Two bodies were pulled from rough seas on Saturday before the worst of the storm hit.
One man was found following a huge search operation off Margate after an early-morning distress call, while another was found at Herne Bay.
The high winds felled several trees in the Black Country.
Among the early incidents was a tree blocking Himley Road next to the junction with High Arcal Road. The tree was still covering more than half of the road at 1pm, with drivers reporting delays as a result.
Tree also reportedly blocked Brookland Road in Walsall Wood and Vicarage Road in Wednesfield, while in Birmingham debris was said to be flying off HMP Birmingham's roof in Winson Green.
Cancellations and closures
The severe weather meant attractions across the region were closely monitoring forecasts on what would ordinarily be a busy start to the February half term.
Cannock Chase Forest, including the Go Ape centre, play area and walking trails, was shut due to the predicted high winds on Saturday
Forestry England officials said they hoped the forest would be able to reopen on Sunday once safety checks have been carried out.
Meanwhile Birches Valley junior parkrun at Cannock Chase was also cancelled.
And Walsall Council cancelled markets in Walsall, Bloxwich and Willenhall on Saturday.
Dudley Zoo, which has just unveiled its new giant lemur statue, was open but the castle courtyard was closed and larger animals like lions, tigers and orangutans were kept indoors.
Black Country Living Museum said staff would monitor forecasts and post any updates online.
Meanwhile West Midland Safari Park was open for the first time this season, just one week after 16 animals were killed by a pack of African wild dogs which managed to escape after Storm Ciara damaged their compound.
Storm Ciara also felled trees, left homes without power and caused major travel disruption across the region last week.
The Met Office has issued eight weather warnings covering most of the UK this weekend.
A yellow warning for rain covers all of the West Midlands and Staffordshire from midday on Saturday until 9pm on Sunday while a yellow wind warning is in place until midday on Sunday.
Flood barriers are up in Bewdley, where a flood alert is in place for the River Severn.
Alerts, which are the least severe of the warnings issued and mean flooding is possible, are also in place for Stourport and brooks in the Wyre Forest.
The Environment Agency said flooding was likely to be worse than under last weekend’s Storm Ciara due to rain falling on already saturated ground.
Power cuts were also expected and there is a good chance that train and buses will see cancellations or delays and roads closed.
However the Met Office said the “main areas of concern” on Saturday are north and south-west England and Wales, with the South East bearing the brunt more on Sunday.
Troops are being deployed to help with preparations in the Calder Valley in West Yorkshire.

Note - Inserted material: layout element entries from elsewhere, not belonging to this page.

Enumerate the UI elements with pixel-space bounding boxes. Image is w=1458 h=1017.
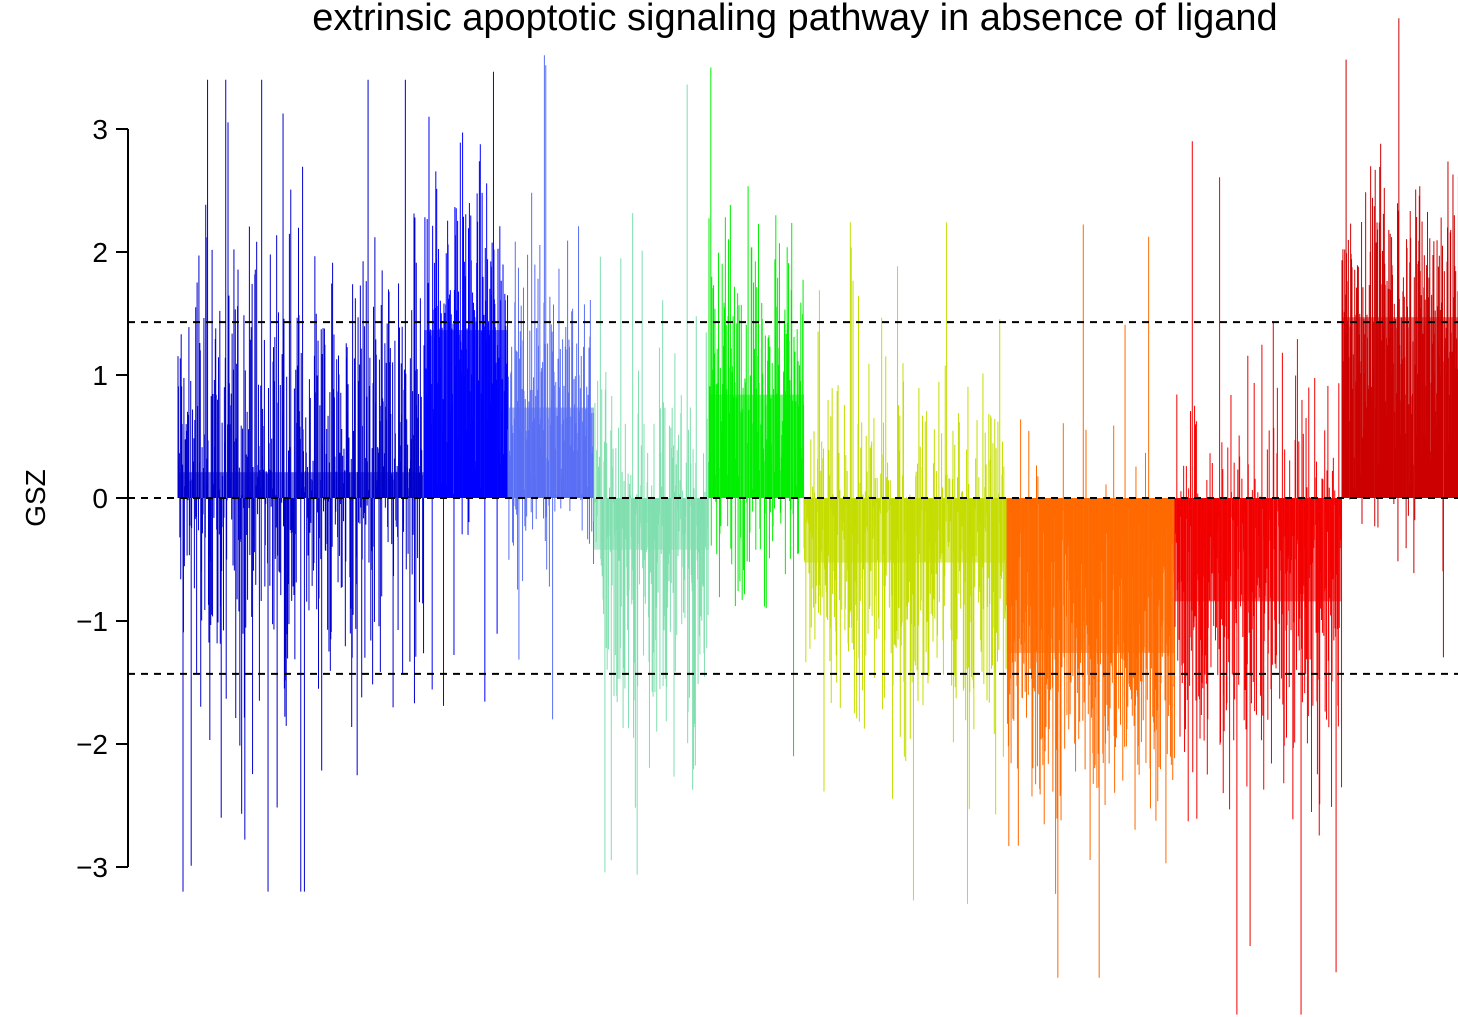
bar-core: [508, 407, 594, 498]
bar-group-4: [593, 84, 710, 875]
chart-title: extrinsic apoptotic signaling pathway in…: [312, 0, 1277, 39]
y-tick-label: −1: [76, 606, 108, 637]
bar-group-7: [1006, 224, 1176, 978]
bar-core: [178, 472, 424, 498]
bar-groups: [177, 18, 1458, 1015]
y-tick-label: 1: [92, 360, 108, 391]
y-tick-label: −2: [76, 729, 108, 760]
reference-lines: [128, 321, 1458, 675]
bar-group-8: [1174, 141, 1343, 1015]
bar-group-9: [1341, 18, 1458, 658]
bar-group-5: [708, 67, 805, 757]
bar-core: [1007, 498, 1175, 653]
bar-group-3: [507, 55, 595, 720]
bar-core: [1342, 317, 1458, 498]
y-tick-label: 3: [92, 114, 108, 145]
y-axis-label: GSZ: [20, 469, 51, 527]
bar-core: [1175, 498, 1342, 602]
bar-core: [709, 394, 804, 498]
bar-group-2: [423, 71, 509, 706]
bar-core: [804, 498, 1007, 563]
y-tick-label: −3: [76, 852, 108, 883]
y-tick-label: 0: [92, 483, 108, 514]
bar-group-1: [177, 79, 425, 892]
bar-core: [594, 498, 709, 550]
bar-group-6: [803, 222, 1008, 904]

Network Rail has advised passengers to expect disruption on many routes due to flooding and to allow more time for their journeys.
Meanwhile, people living near the railway are being urged to secure any loose items in their gardens, after several trampolines were blown on to tracks and overhead electric wires last weekend, blocking lines.
The storm is also likely to cause treacherous driving conditions, with drivers urged not to attempt entering deep floodwater.